Come dicevo la scorsa settimana, mi sono avvicinata a questo film se non proprio prevenuta, quanto meno timorosa dato il mio rapporto con Lanthimos non esattamente idilliaco.
Detto ciò, se Lobster mi era piaciuto senza esagerazioni e il Cervo Sacro mi aveva suscitato odio profondo, con La Favorita andiamo invece a raggiungere il picco opposto di esaltazione coprendo così tutte le variabili e lasciandomi ancora più confusa nell’inquadrare il regista greco.
In parole povere La Favorita è davvero un gran bel film e ne ho adorato ogni dettaglio.
Siamo nel Settecento e seguiamo le vicende – parzialmente ispirate a fatti reali – della Regina Anna e della sua fedele consigliera e dama personale Lady Sara Churchill.
Quello di Sarah è un ruolo di grande potere. E’ intimamente vicina alla Regina e conosce e – soprattutto – influenza ogni sua decisione, manovrando abilmente la politica anche in modi non propriamente patriottici.
Quando però a palazzo arriva a servizio la giovane Abigail, lontana cugina di Sarah, caduta in disgrazia per avverse vicende, la posizione di Sarah al fianco della regina viene gradualmente messa in discussione.
Ad Anna piace Abigail. Perché è gentile. Perché ama i suoi conigli.
Prende gradualmente vita un balletto di potere e prevaricazione che si articola su due fronti, quello della politica vera e propria e quello del palazzo e della camera da letto della Regina.
Un gioco sempre più pericoloso fra tre donne unite irrimediabilmente da quella stessa rivalità che le consuma.
La sceneggiatura – in questo caso non di Lanthimos ma di Deborah Davis e Tony Mcnamara – è un piccolo capolavoro di equilibrio e ironia e dosa bene gli espedienti anacronistici che sono abbondantemente presenti.

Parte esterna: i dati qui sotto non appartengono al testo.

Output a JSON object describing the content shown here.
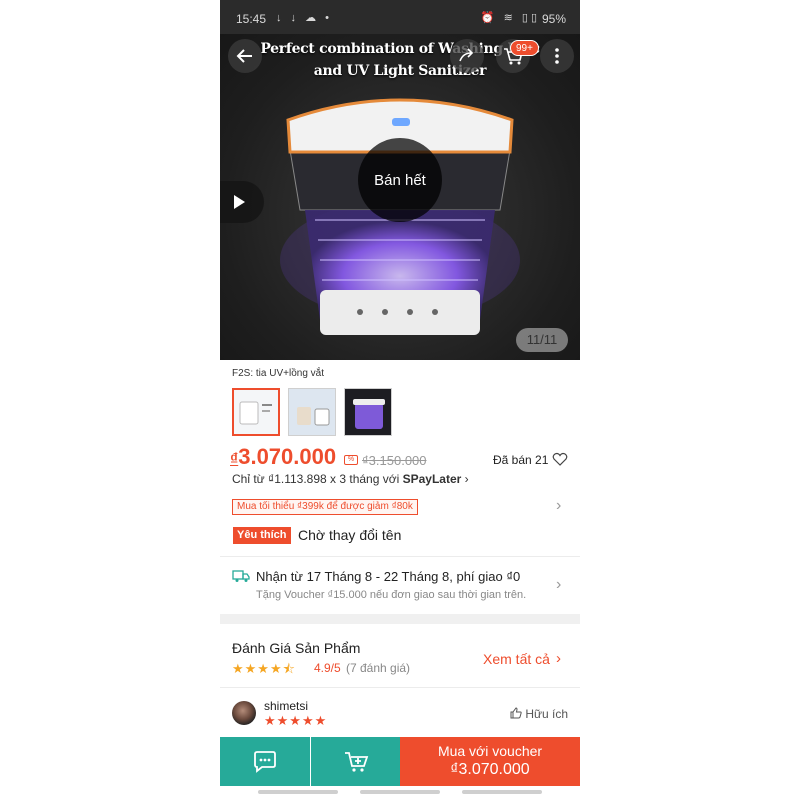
{
  "status_bar": {
    "time": "15:45",
    "icons_left": "↓ ↓ ☁ •",
    "icons_right": "⏰ ≋ ▯▯",
    "battery": "95%"
  },
  "hero": {
    "title_line1": "Perfect combination of Washing Mac",
    "title_line2": "and UV Light Sanitizer",
    "cart_badge": "99+",
    "sold_out": "Bán hết",
    "counter": "11/11"
  },
  "variation": {
    "label": "F2S: tia UV+lồng vắt"
  },
  "price": {
    "currency": "₫",
    "current": "3.070.000",
    "original": "₫3.150.000",
    "sold": "Đã bán 21",
    "installment_prefix": "Chỉ từ ₫1.113.898 x 3 tháng với ",
    "installment_brand": "SPayLater",
    "installment_chevron": "›",
    "voucher": "Mua tối thiểu ₫399k để được giảm ₫80k"
  },
  "product": {
    "badge": "Yêu thích",
    "name": "Chờ thay đổi tên"
  },
  "shipping": {
    "main": "Nhận từ 17 Tháng 8 - 22 Tháng 8, phí giao ₫0",
    "sub": "Tặng Voucher ₫15.000 nếu đơn giao sau thời gian trên."
  },
  "reviews": {
    "title": "Đánh Giá Sản Phẩm",
    "stars": "★★★★⯪",
    "rating": "4.9/5",
    "count": "(7 đánh giá)",
    "see_all": "Xem tất cả",
    "reviewer": "shimetsi",
    "reviewer_stars": "★★★★★",
    "helpful": "Hữu ích"
  },
  "bottom_bar": {
    "buy_label": "Mua với voucher",
    "buy_price": "₫3.070.000"
  },
  "colors": {
    "accent": "#ee4d2d",
    "teal": "#26aa99",
    "star": "#f5a623"
  },
  "icons": [
    "back-arrow-icon",
    "share-icon",
    "cart-icon",
    "more-icon",
    "play-icon",
    "heart-icon",
    "truck-icon",
    "thumbs-up-icon",
    "chat-icon",
    "add-to-cart-icon"
  ]
}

Dalle stoffe dei vestiti, ai balli e – soprattutto – al linguaggio e ai modi delle interazioni personali, abbiamo un continuo inserirsi di elementi chiaramente fuori contesto ma non così tanto da diventare essi stessi rappresentativi dello spirito del film. Quel tanto che basta per dare quel tocco di surreale e, a tratti, anche grottesco che tanto è caro a Lanthimos e che gli riesce particolarmente bene.
Cast strepitoso, con Olivia Colman già premiata col Golden Globe e ora in corsa per miglior attrice protagonista agli Oscar, che regala un’interpretazione memorabile di questa Regina Anna stanca, insicura e sofferente. Una Regina bambina, quasi, cui le cose vanno spiegate con calma e dolcezza. Una Regina ferita e dolente e, soprattutto, sola, di quella solitudine che accompagna irrimediabilmente il potere.
Rachel Weisz e Emma Stone, nominate entrambe come miglior attrice non protagonista, sono impeccabili, glaciali e di enorme intensità. In particolare Emma Stone trovo che sia di una bravura quasi imbarazzante.
Ruoli maschili deboli. Gli uomini – detentori del potere per eccellenza – sono per lo più sciocchi e manipolabili al punto da diventare, in alcuni casi, involontarie caricature di se stessi. Ottimo a tal proposito Nicholas Hoult, nel ruolo di uno stucchevole parlamentare.
Un quadro spietato, gelidamente ironico e anche sinceramente divertente della politica e dei suoi retroscena in uno scorcio di Settecento attraverso le note irriverenti di un linguaggio sboccato e di battute libertine. Un gioco morboso e ambiguo in cui il richiamo a Kubrick di Barry Lyndon è inevitabile – oltre che per le volute inesattezze cronologiche e le riprese a luce di candela.
Con dieci nominations La Favorita è quindi uno dei due candidati principali dell’edizione di quest’anno e, nel complesso, giudicherei queste candidature più che ampiamente meritate.